Hal ini tentu didukung oleh situasi pandemi di mana kalangan menengah ke atas mencari kegiatan rekreatif sekaligus sportif yang aman di luar rumah sementara work from home masih berlaku. Situasi lalu lintas masa pandemi yang jelas lebih lenggang juga memungkinkan olah raga bersepeda ini untuk dilakukan.
Tapi apakah cukup bahwa pemerintah DKI menjadi fasilitator saja?
Kedua: para pesepeda yang tidak tahu aturan
Benarkah para pesepeda itu tidak tahu aturan? Jawabannya adalah tidak (!)
Para pesepeda itu bukannya tidak tahu aturan. Yang salah adalah bahwa peraturannya yang tidak ada. Undang-Undang Lalu Lintas Jalan 2009 misalnya, sama sekali tidak atau belum memiliki aturan tentang bagaimana seorang pesepeda harus bersepeda.
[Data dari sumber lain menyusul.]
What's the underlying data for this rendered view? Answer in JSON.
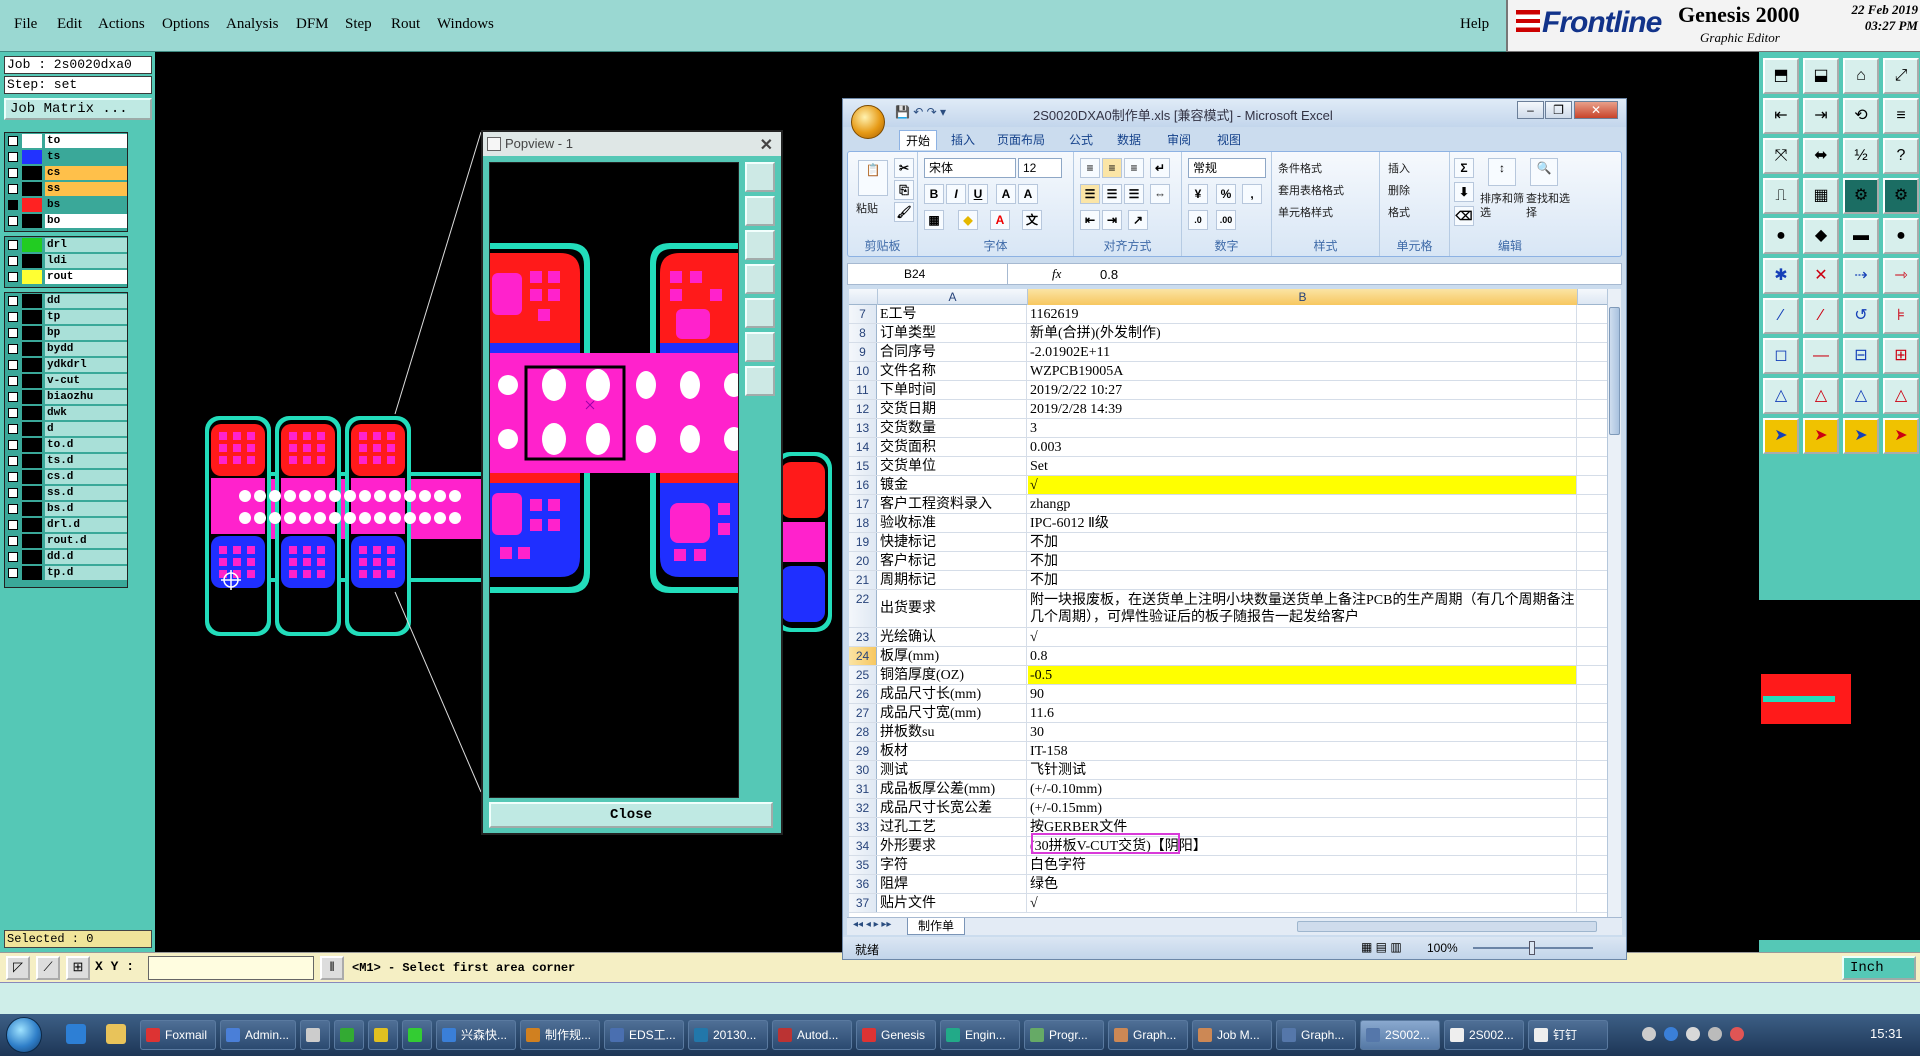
{
  "menubar": {
    "items": [
      "File",
      "Edit",
      "Actions",
      "Options",
      "Analysis",
      "DFM",
      "Step",
      "Rout",
      "Windows"
    ],
    "help": "Help"
  },
  "logo": {
    "brand": "Frontline",
    "product": "Genesis 2000",
    "subtitle": "Graphic Editor",
    "date": "22 Feb 2019",
    "time": "03:27 PM"
  },
  "leftpanel": {
    "job": "Job : 2s0020dxa0",
    "step": "Step: set",
    "job_matrix": "Job Matrix ...",
    "board_layers": [
      {
        "name": "to",
        "color": "#ffffff",
        "checked": false
      },
      {
        "name": "ts",
        "color": "#2233ff",
        "checked": false
      },
      {
        "name": "cs",
        "color": "#000000",
        "checked": false
      },
      {
        "name": "ss",
        "color": "#000000",
        "checked": false
      },
      {
        "name": "bs",
        "color": "#ff2222",
        "checked": true
      },
      {
        "name": "bo",
        "color": "#000000",
        "checked": false
      }
    ],
    "drill_layers": [
      {
        "name": "drl",
        "color": "#22cc22",
        "checked": false
      },
      {
        "name": "ldi",
        "color": "#000000",
        "checked": false
      },
      {
        "name": "rout",
        "color": "#ffff33",
        "checked": false
      }
    ],
    "misc_layers": [
      "dd",
      "tp",
      "bp",
      "bydd",
      "ydkdrl",
      "v-cut",
      "biaozhu",
      "dwk",
      "d",
      "to.d",
      "ts.d",
      "cs.d",
      "ss.d",
      "bs.d",
      "drl.d",
      "rout.d",
      "dd.d",
      "tp.d"
    ],
    "selected": "Selected : 0"
  },
  "popview": {
    "title": "Popview - 1",
    "close": "Close"
  },
  "statusbar": {
    "xy_label": "X Y :",
    "xy_value": "",
    "prompt": "<M1> - Select first area corner",
    "units": "Inch"
  },
  "excel": {
    "title": "2S0020DXA0制作单.xls  [兼容模式] - Microsoft Excel",
    "tabs": [
      "开始",
      "插入",
      "页面布局",
      "公式",
      "数据",
      "审阅",
      "视图"
    ],
    "ribbon": {
      "clipboard": {
        "name": "剪贴板",
        "paste": "粘贴"
      },
      "font": {
        "name": "字体",
        "font_name": "宋体",
        "font_size": "12"
      },
      "alignment": {
        "name": "对齐方式"
      },
      "number": {
        "name": "数字",
        "format": "常规"
      },
      "styles": {
        "name": "样式",
        "items": [
          "条件格式",
          "套用表格格式",
          "单元格样式"
        ]
      },
      "cells": {
        "name": "单元格",
        "items": [
          "插入",
          "删除",
          "格式"
        ]
      },
      "editing": {
        "name": "编辑",
        "sort": "排序和筛选",
        "find": "查找和选择"
      }
    },
    "name_box": "B24",
    "formula": "0.8",
    "columns": [
      "A",
      "B"
    ],
    "rows": [
      {
        "n": "7",
        "a": "E工号",
        "b": "1162619"
      },
      {
        "n": "8",
        "a": "订单类型",
        "b": "新单(合拼)(外发制作)"
      },
      {
        "n": "9",
        "a": "合同序号",
        "b": "-2.01902E+11"
      },
      {
        "n": "10",
        "a": "文件名称",
        "b": "WZPCB19005A"
      },
      {
        "n": "11",
        "a": "下单时间",
        "b": "2019/2/22 10:27"
      },
      {
        "n": "12",
        "a": "交货日期",
        "b": "2019/2/28 14:39"
      },
      {
        "n": "13",
        "a": "交货数量",
        "b": "3"
      },
      {
        "n": "14",
        "a": "交货面积",
        "b": "0.003"
      },
      {
        "n": "15",
        "a": "交货单位",
        "b": "Set"
      },
      {
        "n": "16",
        "a": "镀金",
        "b": "√",
        "yellow": true
      },
      {
        "n": "17",
        "a": "客户工程资料录入",
        "b": "zhangp"
      },
      {
        "n": "18",
        "a": "验收标准",
        "b": "IPC-6012 Ⅱ级"
      },
      {
        "n": "19",
        "a": "快捷标记",
        "b": "不加"
      },
      {
        "n": "20",
        "a": "客户标记",
        "b": "不加"
      },
      {
        "n": "21",
        "a": "周期标记",
        "b": "不加"
      },
      {
        "n": "22",
        "a": "出货要求",
        "b": "附一块报废板，在送货单上注明小块数量送货单上备注PCB的生产周期（有几个周期备注几个周期），可焊性验证后的板子随报告一起发给客户",
        "tall": true
      },
      {
        "n": "23",
        "a": "光绘确认",
        "b": "√"
      },
      {
        "n": "24",
        "a": "板厚(mm)",
        "b": "0.8",
        "selected": true
      },
      {
        "n": "25",
        "a": "铜箔厚度(OZ)",
        "b": "-0.5",
        "yellow": true
      },
      {
        "n": "26",
        "a": "成品尺寸长(mm)",
        "b": "90"
      },
      {
        "n": "27",
        "a": "成品尺寸宽(mm)",
        "b": "11.6"
      },
      {
        "n": "28",
        "a": "拼板数su",
        "b": "30"
      },
      {
        "n": "29",
        "a": "板材",
        "b": "IT-158"
      },
      {
        "n": "30",
        "a": "测试",
        "b": "飞针测试"
      },
      {
        "n": "31",
        "a": "成品板厚公差(mm)",
        "b": "(+/-0.10mm)"
      },
      {
        "n": "32",
        "a": "成品尺寸长宽公差",
        "b": "(+/-0.15mm)"
      },
      {
        "n": "33",
        "a": "过孔工艺",
        "b": "按GERBER文件"
      },
      {
        "n": "34",
        "a": "外形要求",
        "b": "(30拼板V-CUT交货)【阴阳】"
      },
      {
        "n": "35",
        "a": "字符",
        "b": "白色字符"
      },
      {
        "n": "36",
        "a": "阻焊",
        "b": "绿色"
      },
      {
        "n": "37",
        "a": "贴片文件",
        "b": "√"
      }
    ],
    "sheet_tab": "制作单",
    "status": "就绪",
    "zoom": "100%"
  },
  "taskbar": {
    "tasks": [
      "Foxmail",
      "Admin...",
      "",
      "",
      "",
      "",
      "兴森快...",
      "制作规...",
      "EDS工...",
      "20130...",
      "Autod...",
      "Genesis",
      "Engin...",
      "Progr...",
      "Graph...",
      "Job M...",
      "Graph...",
      "2S002...",
      "2S002...",
      "钉钉"
    ],
    "clock": "15:31"
  }
}
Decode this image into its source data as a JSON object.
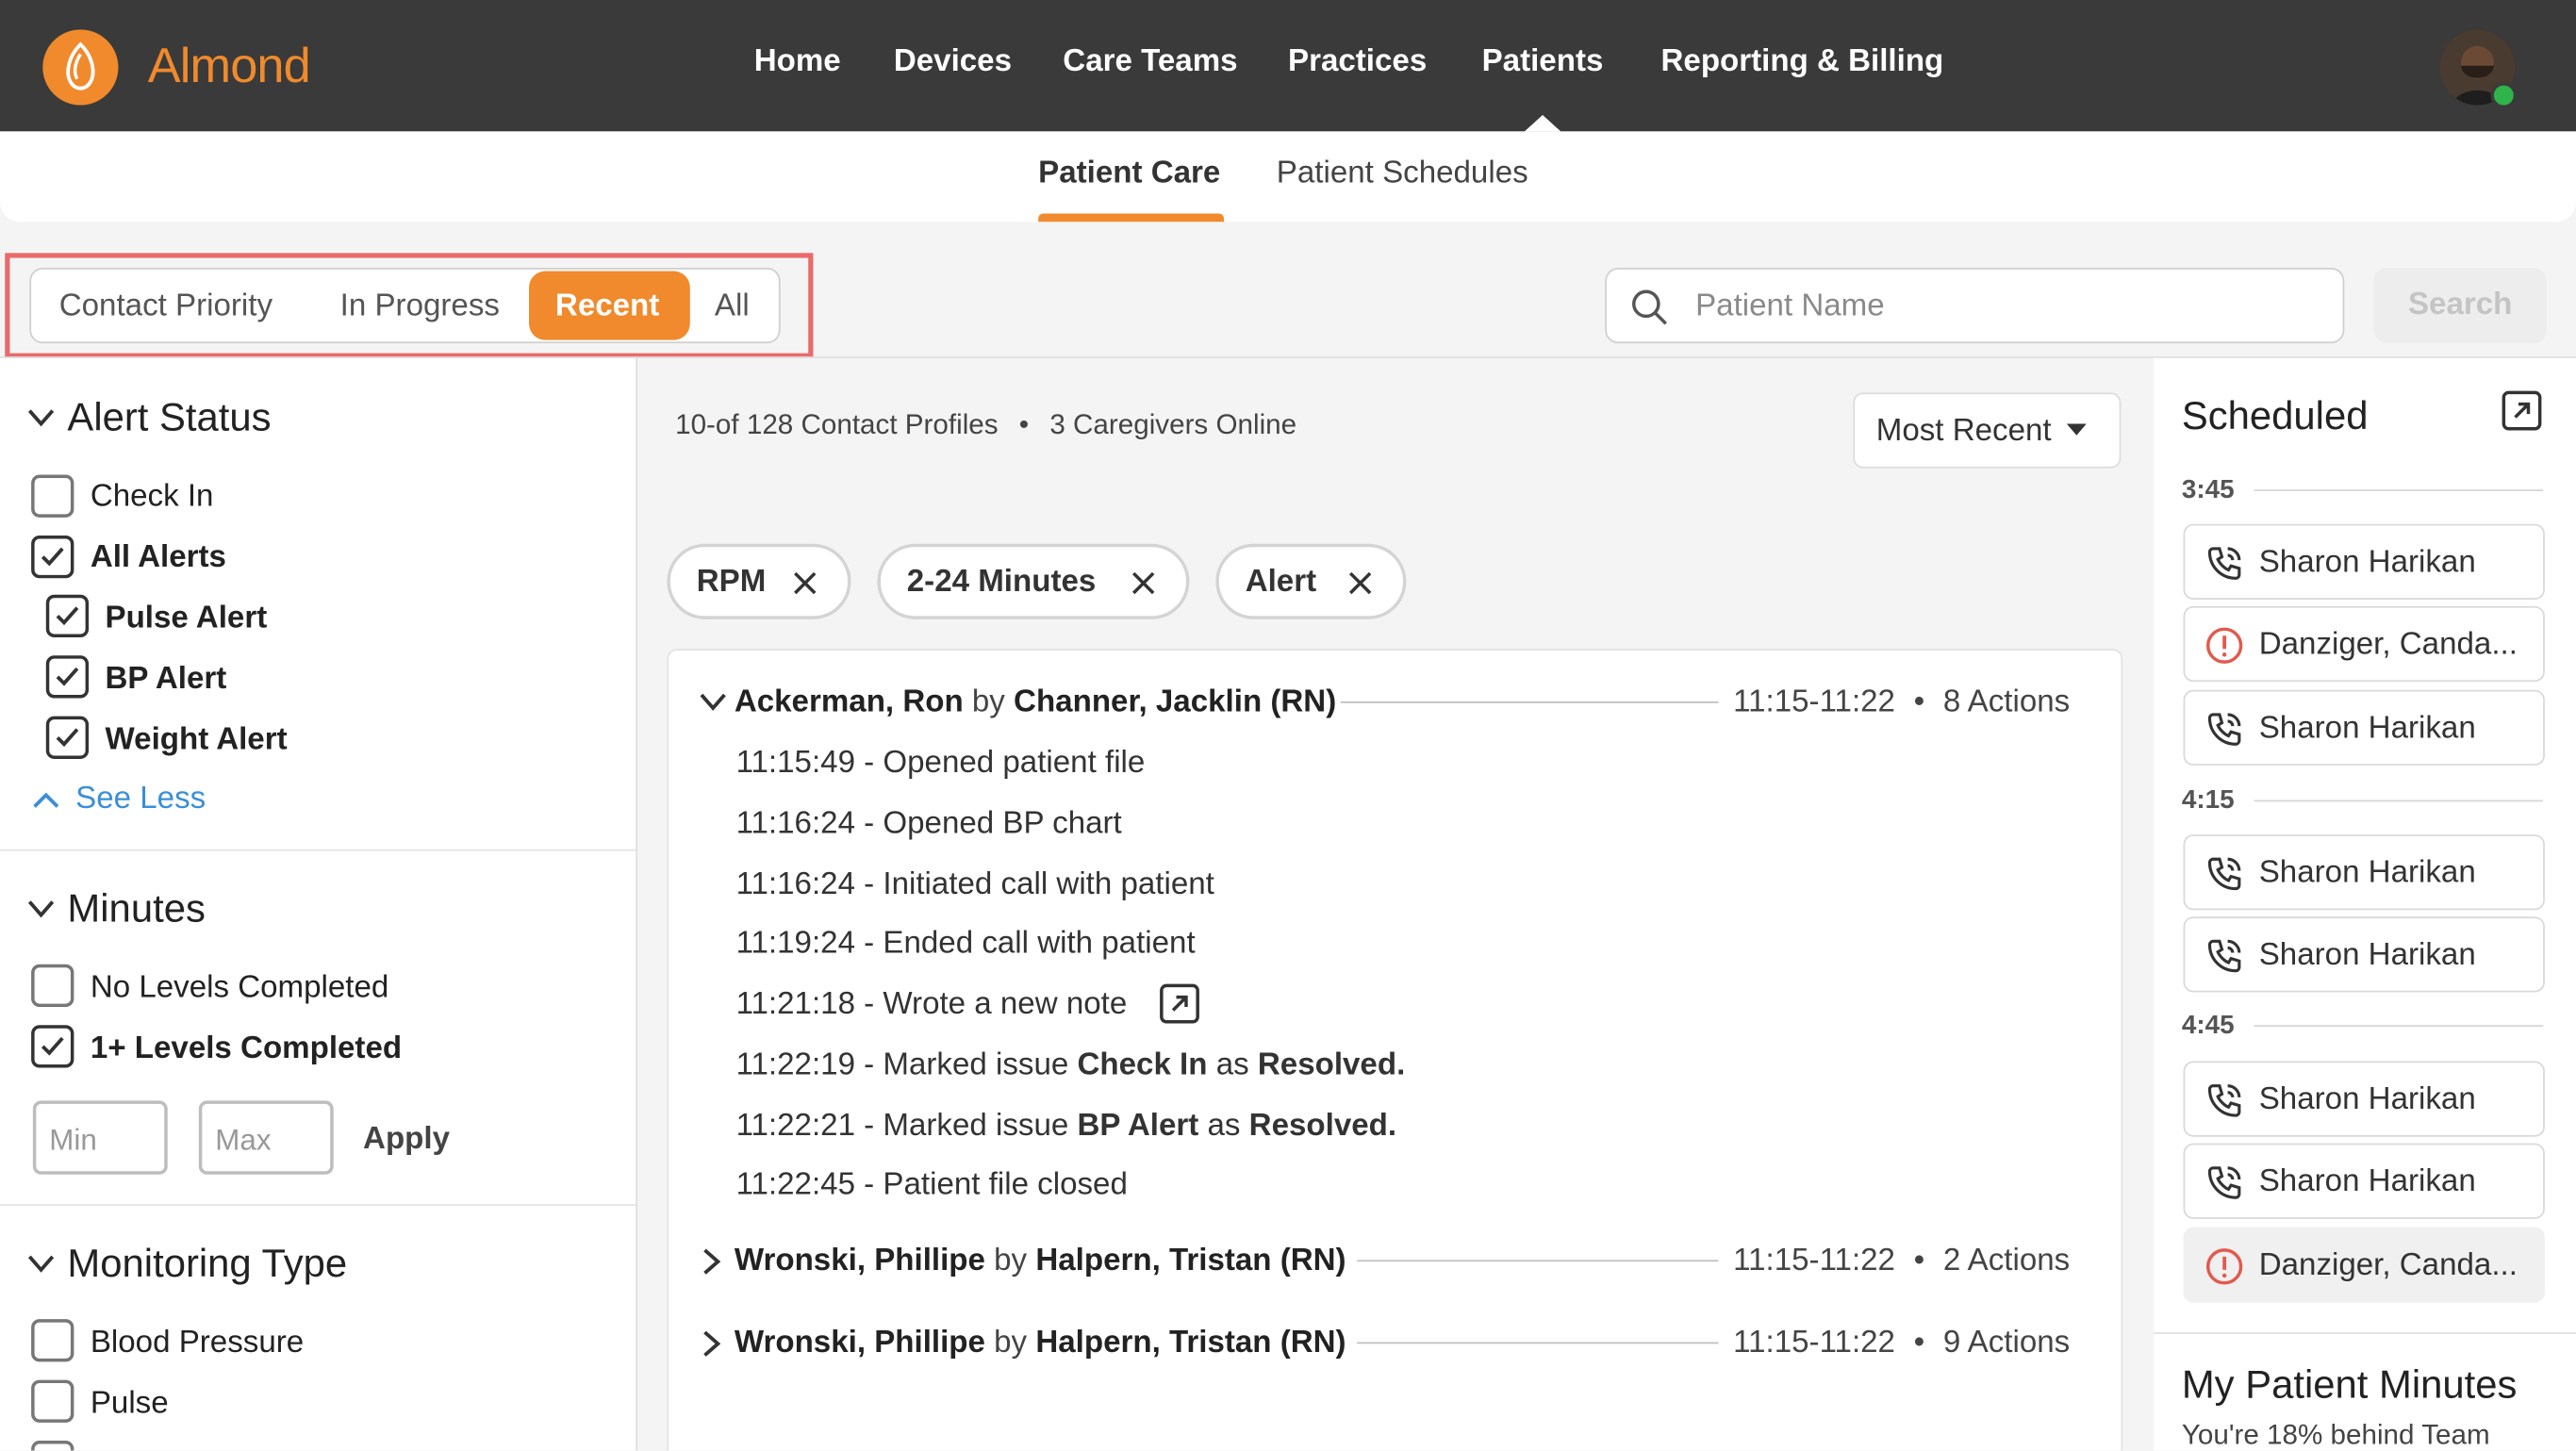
{
  "app": {
    "name": "Almond"
  },
  "nav": {
    "items": [
      "Home",
      "Devices",
      "Care Teams",
      "Practices",
      "Patients",
      "Reporting & Billing"
    ],
    "active": "Patients"
  },
  "subnav": {
    "tabs": [
      "Patient Care",
      "Patient Schedules"
    ],
    "active": "Patient Care"
  },
  "filter_tabs": {
    "items": [
      "Contact Priority",
      "In Progress",
      "Recent",
      "All"
    ],
    "active": "Recent"
  },
  "search": {
    "placeholder": "Patient Name",
    "button": "Search"
  },
  "alert_status": {
    "title": "Alert Status",
    "options": [
      {
        "label": "Check In",
        "checked": false
      },
      {
        "label": "All Alerts",
        "checked": true
      },
      {
        "label": "Pulse Alert",
        "checked": true
      },
      {
        "label": "BP Alert",
        "checked": true
      },
      {
        "label": "Weight Alert",
        "checked": true
      }
    ],
    "toggle": "See Less"
  },
  "minutes": {
    "title": "Minutes",
    "options": [
      {
        "label": "No Levels Completed",
        "checked": false
      },
      {
        "label": "1+ Levels Completed",
        "checked": true
      }
    ],
    "min_placeholder": "Min",
    "max_placeholder": "Max",
    "apply": "Apply"
  },
  "monitoring_type": {
    "title": "Monitoring Type",
    "options": [
      {
        "label": "Blood Pressure",
        "checked": false
      },
      {
        "label": "Pulse",
        "checked": false
      }
    ]
  },
  "summary": {
    "profiles": "10-of 128 Contact Profiles",
    "caregivers": "3 Caregivers Online"
  },
  "sort": {
    "label": "Most Recent"
  },
  "chips": [
    "RPM",
    "2-24 Minutes",
    "Alert"
  ],
  "logs": [
    {
      "patient": "Ackerman, Ron",
      "by": "by",
      "caregiver": "Channer, Jacklin (RN)",
      "time": "11:15-11:22",
      "actions": "8 Actions",
      "expanded": true,
      "entries": [
        {
          "text": "11:15:49 - Opened patient file"
        },
        {
          "text": "11:16:24 - Opened BP chart"
        },
        {
          "text": "11:16:24 - Initiated call with patient"
        },
        {
          "text": "11:19:24 - Ended call with patient"
        },
        {
          "text": "11:21:18 - Wrote a new note"
        },
        {
          "pre": "11:22:19 - Marked issue",
          "issue": "Check In",
          "mid": "as",
          "status": "Resolved."
        },
        {
          "pre": "11:22:21 - Marked issue",
          "issue": "BP Alert",
          "mid": "as",
          "status": "Resolved."
        },
        {
          "text": "11:22:45 - Patient file closed"
        }
      ]
    },
    {
      "patient": "Wronski, Phillipe",
      "by": "by",
      "caregiver": "Halpern, Tristan (RN)",
      "time": "11:15-11:22",
      "actions": "2 Actions",
      "expanded": false
    },
    {
      "patient": "Wronski, Phillipe",
      "by": "by",
      "caregiver": "Halpern, Tristan (RN)",
      "time": "11:15-11:22",
      "actions": "9 Actions",
      "expanded": false
    }
  ],
  "scheduled": {
    "title": "Scheduled",
    "groups": [
      {
        "time": "3:45",
        "items": [
          {
            "name": "Sharon Harikan",
            "icon": "phone-call-icon"
          },
          {
            "name": "Danziger, Canda...",
            "icon": "alert-circle-icon"
          },
          {
            "name": "Sharon Harikan",
            "icon": "phone-call-icon"
          }
        ]
      },
      {
        "time": "4:15",
        "items": [
          {
            "name": "Sharon Harikan",
            "icon": "phone-call-icon"
          },
          {
            "name": "Sharon Harikan",
            "icon": "phone-call-icon"
          }
        ]
      },
      {
        "time": "4:45",
        "items": [
          {
            "name": "Sharon Harikan",
            "icon": "phone-call-icon"
          },
          {
            "name": "Sharon Harikan",
            "icon": "phone-call-icon"
          },
          {
            "name": "Danziger, Canda...",
            "icon": "alert-circle-icon"
          }
        ]
      }
    ]
  },
  "patient_minutes": {
    "title": "My Patient Minutes",
    "subtitle": "You're 18% behind Team"
  },
  "colors": {
    "accent": "#f08a2c",
    "nav_bg": "#3a3a3a",
    "link": "#3b8fd6",
    "alert": "#e25a4e",
    "highlight": "#e96a6a"
  }
}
Negara Belgia misalnya, yang merupakan negara dengan persentase penggunaan sepeda sebagai moda sehari-hari peringkat ke-6 di Eropa (ECF, 2015) mewajibkan para pesepeda untuk bergerak di lajur terkanan (kiri jika di Indonesia) di badan jalan. Pelanggaran atas aturan ini diancam denda sebesar 90 Euro atau sekitar 1,6 juta rupiah (!).Â
Peraturan lalu lintas Belgia (code-de-la-route) misalnya tidak memperboleh lebih dari 2 (dua) pesepeda melintas berjajar. Di jalan perkotaan hal ini hanya dimungkinkan jika formasi berjajar dari dua pesepeda ini tidak menghalangi kendaraan bermotor yang bergerak pada arah yang sama. Di luar situasi tersebut, kelompok pesepeda harus bergerak beriringan satu per satu (!).
Kejadian para atlit sepeda amatir yang berjejeran memenuhi badan jalan utama di Jakarta seperti yang terjadi beberapa hari yang lalu tentu tak akan terjadi jika aturan dan hukuman denda seperti di Belgia sudah ada dan diterapkan dengan tegas.